Spinal cord, cross section, Masson, 40X (spinal cord, neuron, dorsal root ganglion).
Thoracic spinal cord, luxol blue stain, 40X
Peripheral nerve, longitudinal section, H&E, 40X (axon, myelin, nodes of Ranvier).
Peripheral myelinated nerve, cross section, 40X (fascicle, axon, endoneurium, perineurium, epineurium).
Muscle and muscle spindle, trans. section, H&E, 40X
Muscle and muscle spindle, trans. section, H&E, 40X
Muscle fibers, Golgi colloidal gold stain, 20X (with motor end plate = neuromuscular junction).
Sympathetic ganglion, probably methylene blue stain, 40X.
Seminal vesicle, H&E, 20X (parasympathetic ganglion).
Seminal vesicle, H&E, 40X (with parasympathetic ganglion).
Gastro-esophageal junction, longitudinal section, H&E, 40X
Jejunum, cross section, H&E, 40X
Vagina, H&E, 40X (nerve fibers and parasympathetic ganglion).
Vagina, Masson trichrome stain, 40X (nerve fibers and parasympathetic ganglion)
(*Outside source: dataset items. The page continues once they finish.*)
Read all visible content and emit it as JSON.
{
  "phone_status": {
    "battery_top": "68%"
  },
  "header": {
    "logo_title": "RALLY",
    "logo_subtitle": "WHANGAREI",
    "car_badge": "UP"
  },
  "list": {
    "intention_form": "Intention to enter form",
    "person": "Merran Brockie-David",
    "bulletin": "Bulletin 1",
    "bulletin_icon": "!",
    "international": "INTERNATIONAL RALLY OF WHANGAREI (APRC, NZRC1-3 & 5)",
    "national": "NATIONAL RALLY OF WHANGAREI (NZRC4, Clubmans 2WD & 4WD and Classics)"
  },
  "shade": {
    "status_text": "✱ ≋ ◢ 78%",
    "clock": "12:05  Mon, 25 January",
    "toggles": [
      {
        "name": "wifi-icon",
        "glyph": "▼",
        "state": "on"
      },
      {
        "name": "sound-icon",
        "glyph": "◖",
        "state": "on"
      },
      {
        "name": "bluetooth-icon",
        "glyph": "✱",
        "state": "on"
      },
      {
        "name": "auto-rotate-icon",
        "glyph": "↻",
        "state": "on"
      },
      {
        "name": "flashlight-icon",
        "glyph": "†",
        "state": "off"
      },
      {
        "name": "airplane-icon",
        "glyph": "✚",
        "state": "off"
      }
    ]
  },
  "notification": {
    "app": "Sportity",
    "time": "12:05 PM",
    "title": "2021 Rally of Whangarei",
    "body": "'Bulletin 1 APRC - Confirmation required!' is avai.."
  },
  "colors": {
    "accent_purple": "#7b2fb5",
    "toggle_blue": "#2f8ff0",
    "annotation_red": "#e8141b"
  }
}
Motor Neuron Cell Body: In this electron micrograph, note some of the features you saw in ventral horn motor neurons with the light microscope, such as the large, pale nucleus, prominent nucleolus, Nissl bodies, dendrites and axon. Adjacent to the neuron, note myelinated axons of various sizes and also that there are no spaces between cell processes. All spaces are occupied either by the processes of neurons or glia or by capillaries (these capillaries are somewhat swollen here because the tissue was fixed by perfusion).
Node of Ranvier (longitudinal section): Remember that the node of Ranvier is actually a short segment of the axon that is bare at the junction between two Schwann cells, making "saltatory conduction" possible. Note the manner in which the myelin ends in each Schwann cell at the junction, by a "peeling off" of successive myelin layers, which come to lie against the axon as small cytoplasmic swellings.